Erlebnisse: (n.) The experiences, positive or negative, that we feel most deeply, and through which we truly live; not mere experiences, but Experiences. 

Have you ever taken the time to sit and listen to your own heartbeat? To settle back, close your eyes, and focus on the steady beat of that fist-sized muscle whose rhythmic pulse keeps you standing upright, eyes-wide and hands-reaching. There’s something comforting in its reliable tattoo, as if it were a tangible mark of your life, a pin-point sound that seems to say “We’re alive. We’re here.”

My own heart hasn’t historically been very consistent. I mean this metaphorically as well as literally. I can be unbelievably changeable, but it’s been in the past few years that my heart has taken on inconsistencies of its own. It was last autumn, sitting in the clinical cool of a doctor’s office, that I was shaken awake by the stern reprimand that it wasn’t going to keep going unless I made changes to help. I don’t discuss my health issues too widely- I don’t feel the need to- but I will say that at the time there seemed to be no explicable cause to the long string of sypmtoms I was experiencing. To my shame, it would take several more months of struggling before I decided to really do anything about it, but since I have it’s been amazing the improvement in overall quality of life, not the least of which includes a steady heart rate.

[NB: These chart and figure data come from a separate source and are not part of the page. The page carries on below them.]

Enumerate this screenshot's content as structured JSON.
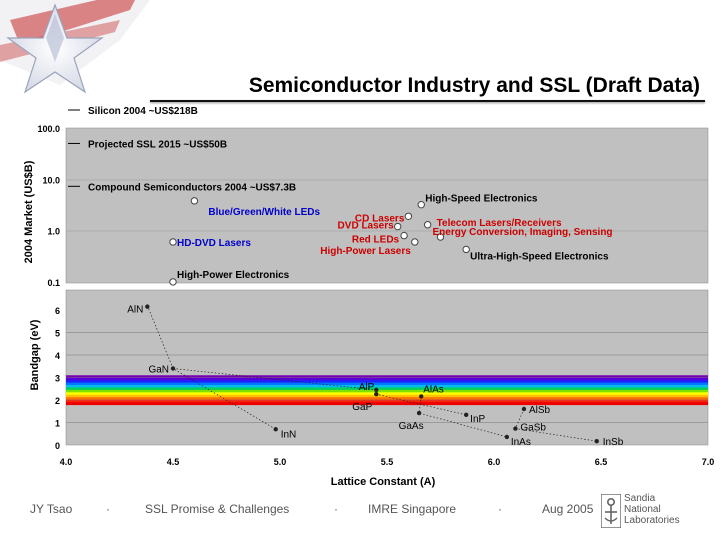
{
  "slide": {
    "title": "Semiconductor Industry and SSL (Draft Data)",
    "footer": {
      "author": "JY Tsao",
      "sep1": "·",
      "topic": "SSL Promise & Challenges",
      "sep2": "·",
      "venue": "IMRE Singapore",
      "sep3": "·",
      "date": "Aug 2005"
    },
    "logo": {
      "line1": "Sandia",
      "line2": "National",
      "line3": "Laboratories",
      "icon": "sandia-logo-icon"
    }
  },
  "chart_data": [
    {
      "type": "scatter",
      "ylabel": "2004 Market (US$B)",
      "y_scale": "log",
      "yticks": [
        "100.0",
        "10.0",
        "1.0",
        "0.1"
      ],
      "ylim": [
        0.1,
        100
      ],
      "grid": true,
      "background": "#c0c0c0",
      "reference_lines": [
        {
          "label": "Silicon 2004 ~US$218B",
          "value": 218
        },
        {
          "label": "Projected SSL 2015 ~US$50B",
          "value": 50
        },
        {
          "label": "Compound Semiconductors 2004 ~US$7.3B",
          "value": 7.3
        }
      ],
      "points": [
        {
          "label": "Blue/Green/White LEDs",
          "x": 4.6,
          "y": 3.8,
          "color": "#0000cc"
        },
        {
          "label": "HD-DVD Lasers",
          "x": 4.5,
          "y": 0.6,
          "color": "#0000cc"
        },
        {
          "label": "High-Power Electronics",
          "x": 4.5,
          "y": 0.1,
          "color": "#000000"
        },
        {
          "label": "CD Lasers",
          "x": 5.6,
          "y": 1.9,
          "color": "#cc0000"
        },
        {
          "label": "DVD Lasers",
          "x": 5.55,
          "y": 1.2,
          "color": "#cc0000"
        },
        {
          "label": "Red LEDs",
          "x": 5.58,
          "y": 0.8,
          "color": "#cc0000"
        },
        {
          "label": "High-Power Lasers",
          "x": 5.63,
          "y": 0.6,
          "color": "#cc0000"
        },
        {
          "label": "High-Speed Electronics",
          "x": 5.66,
          "y": 3.2,
          "color": "#000000"
        },
        {
          "label": "Telecom Lasers/Receivers",
          "x": 5.69,
          "y": 1.3,
          "color": "#cc0000"
        },
        {
          "label": "Energy Conversion, Imaging, Sensing",
          "x": 5.75,
          "y": 0.75,
          "color": "#cc0000"
        },
        {
          "label": "Ultra-High-Speed Electronics",
          "x": 5.87,
          "y": 0.43,
          "color": "#000000"
        }
      ]
    },
    {
      "type": "scatter",
      "ylabel": "Bandgap (eV)",
      "xlabel": "Lattice Constant (A)",
      "xlim": [
        4.0,
        7.0
      ],
      "ylim": [
        0,
        6
      ],
      "xticks": [
        "4.0",
        "4.5",
        "5.0",
        "5.5",
        "6.0",
        "6.5",
        "7.0"
      ],
      "yticks": [
        "0",
        "1",
        "2",
        "3",
        "4",
        "5",
        "6"
      ],
      "visible_spectrum_band_eV": [
        1.8,
        3.1
      ],
      "points": [
        {
          "label": "AlN",
          "x": 4.38,
          "y": 6.2
        },
        {
          "label": "GaN",
          "x": 4.5,
          "y": 3.4
        },
        {
          "label": "InN",
          "x": 4.98,
          "y": 0.7
        },
        {
          "label": "AlP",
          "x": 5.45,
          "y": 2.45
        },
        {
          "label": "GaP",
          "x": 5.45,
          "y": 2.26
        },
        {
          "label": "AlAs",
          "x": 5.66,
          "y": 2.16
        },
        {
          "label": "GaAs",
          "x": 5.65,
          "y": 1.42
        },
        {
          "label": "InP",
          "x": 5.87,
          "y": 1.34
        },
        {
          "label": "AlSb",
          "x": 6.14,
          "y": 1.6
        },
        {
          "label": "GaSb",
          "x": 6.1,
          "y": 0.73
        },
        {
          "label": "InAs",
          "x": 6.06,
          "y": 0.36
        },
        {
          "label": "InSb",
          "x": 6.48,
          "y": 0.17
        }
      ]
    }
  ]
}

So I sit and I listen. And I marvel.

A lot of what I’ve been doing have been simple life changes, most of which go along with my word for the year and all the refining that accompanies it. It may seem a simple or even a silly thing, but at one point I sat down and wrote out my values, all of the things that are important to me, and compared them with the way I live. What we value shapes how we see the world and our reactions to things, but not always what we do. Cognitive dissonance is the technical term for that sense of unrest and inner conflict that arises when our actions contradict our deepest-held beliefs. You’d think that one’s deepest values would shape even the most mundane choices, but it’s not uncommon for culture or perceived expectations to get in the way and start making decisions for us instead.

Lifestyle blogs are an excellent example. I find them showy, overdone, and unbelievably unhelpful, and all they really do is push people further into the toxic mindset of comparison and dissatisfaction. And yet for the longest time I’d fall prey to them myself. Lifestyle is something deeply personal and unique. You can share values with someone, but you can never truly share the same lifestyle. Your daily habits, your preferences, your tastes, your wardrobe, your time, and even the way your hair reacts to certain products are all going to be particular to you. To try and fit one lifestyle into the advertised blueprint of someone else’s only furthers that sense of dissatisfaction and inadequacy when it still doesn’t feel “right.”

I’ve begun cultivating my own lifestyle (and no, I’m not going to tell you all about it). I’ve been learning to challenge my daily habits and start saying yes to more things. Better yet, I’ve started saying no to some as well (boundaries, especially with work, aren’t something that have really existed in my life up until this point). So far this has mostly just looked like more excuses to wear outlandish hats and eat more pancakes, but it’s also been permission for me to meet new people and reach out for help when I’ve found myself plunged back into the perpetual night of the I-Suck Abyss.

My favourite change so far, though, has been that of creating space and luxuriating in it. For several months now I’ve been going every Sunday to the same coffee shop in Scranton to sit and read and write and listen. I never see anyone I know (although one of the female baristas did try and ask me out), but it’s easily the most fun I have all week. I sometimes spend all afternoon there drinking overpriced coffee and reading, or just listening to people talk– eavesdropping on twenty different conversations, jotting down lines and observations, and enjoying the anomaly of sharing close quarters with complete strangers for hours on end. It’s a delicious experience that is always new and all mine.

So what does this post, in all of its ramblings, have to say? Well, dear reader, that I am learning to feel my heartbeat, and that I am learning to appreciate it. That I am stepping out of my habits and comfort zones and into new things and that vast un-comfort zone that takes up so much of the world (at least when you’re looking at it through my lenses). I’m hanging fairy lights in my room, staying up to read until unholy hours, eating pancakes for dinner, and going to see films on my own (and usually being the one to laugh the loudest in the room). I’m learning to have experiences and to live. I truly hope you are choosing to do the same.